The Tasmanian Aboriginal Centre advocates for Aboriginal rights and has worked on numerous projects from Aboriginal land returns and claiming ancestral remains from overseas, to receiving reparations for the Tasmanian Stolen Generation. Among their accomplishments is the retrieval and revival of Aboriginal languages. According to the Wikipedia article in question, the palawa kani language was developed in conjunction with the Centre and “community ownership of the language is maintained for the time being.” The Centre allegedly requested that Wikipedia remove the English-language article about palawa kani because they owned the copyright.
According to the transparency report, Wikipedia “refused to remove the article because copyright law simply cannot be used to stop people from using an entire language or to prevent general discussion about the language.

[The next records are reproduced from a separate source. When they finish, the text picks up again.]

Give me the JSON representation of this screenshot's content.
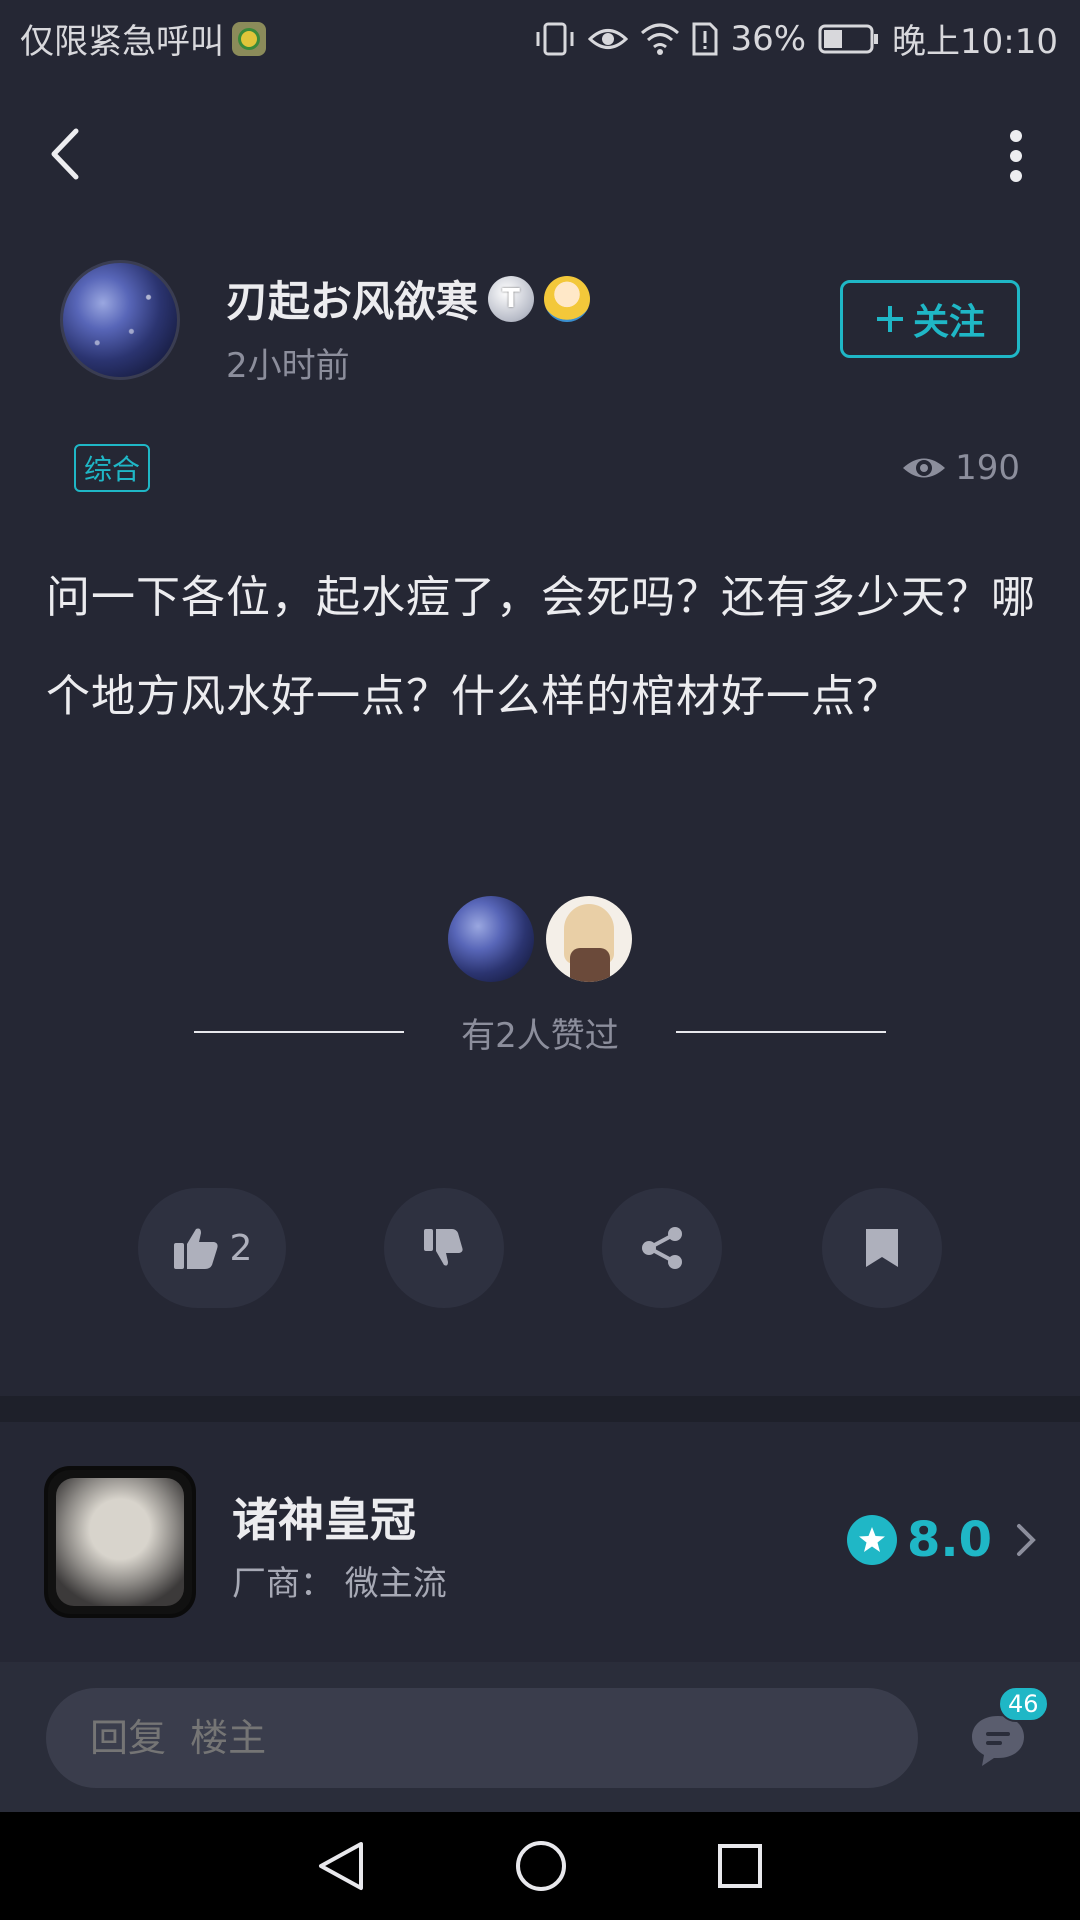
{
  "status_bar": {
    "carrier_text": "仅限紧急呼叫",
    "battery_percent": "36%",
    "time": "晚上10:10"
  },
  "author": {
    "name": "刃起お风欲寒",
    "badge_letter": "T",
    "time_ago": "2小时前",
    "follow_label": "关注"
  },
  "post": {
    "tag": "综合",
    "views": "190",
    "content": "问一下各位，起水痘了，会死吗？还有多少天？哪个地方风水好一点？什么样的棺材好一点？"
  },
  "likes": {
    "summary": "有2人赞过",
    "like_count": "2"
  },
  "game": {
    "title": "诸神皇冠",
    "vendor": "厂商： 微主流",
    "rating": "8.0"
  },
  "reply": {
    "placeholder": "回复  楼主",
    "comment_count": "46"
  },
  "colors": {
    "background": "#252734",
    "accent": "#1fb7c6"
  }
}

Such a broad claim would have chilled free speech and negatively impacted research, education, and public discourse—activities that Wikimedia serves to promote.”
The palawa kani controversy certainly raises interesting questions about intellectual property in a postcolonial world. Other constructed languages, such as Esperanto, are open source like many computer languages. However, a language stitched together from Aboriginal languages that were killed off throughout a painful colonial history presents a complex situation. Indigenous advocacy groups oftentimes must walk a fine line between protecting and preserving heritage and culture and gaining visibility in order to secure funding and support.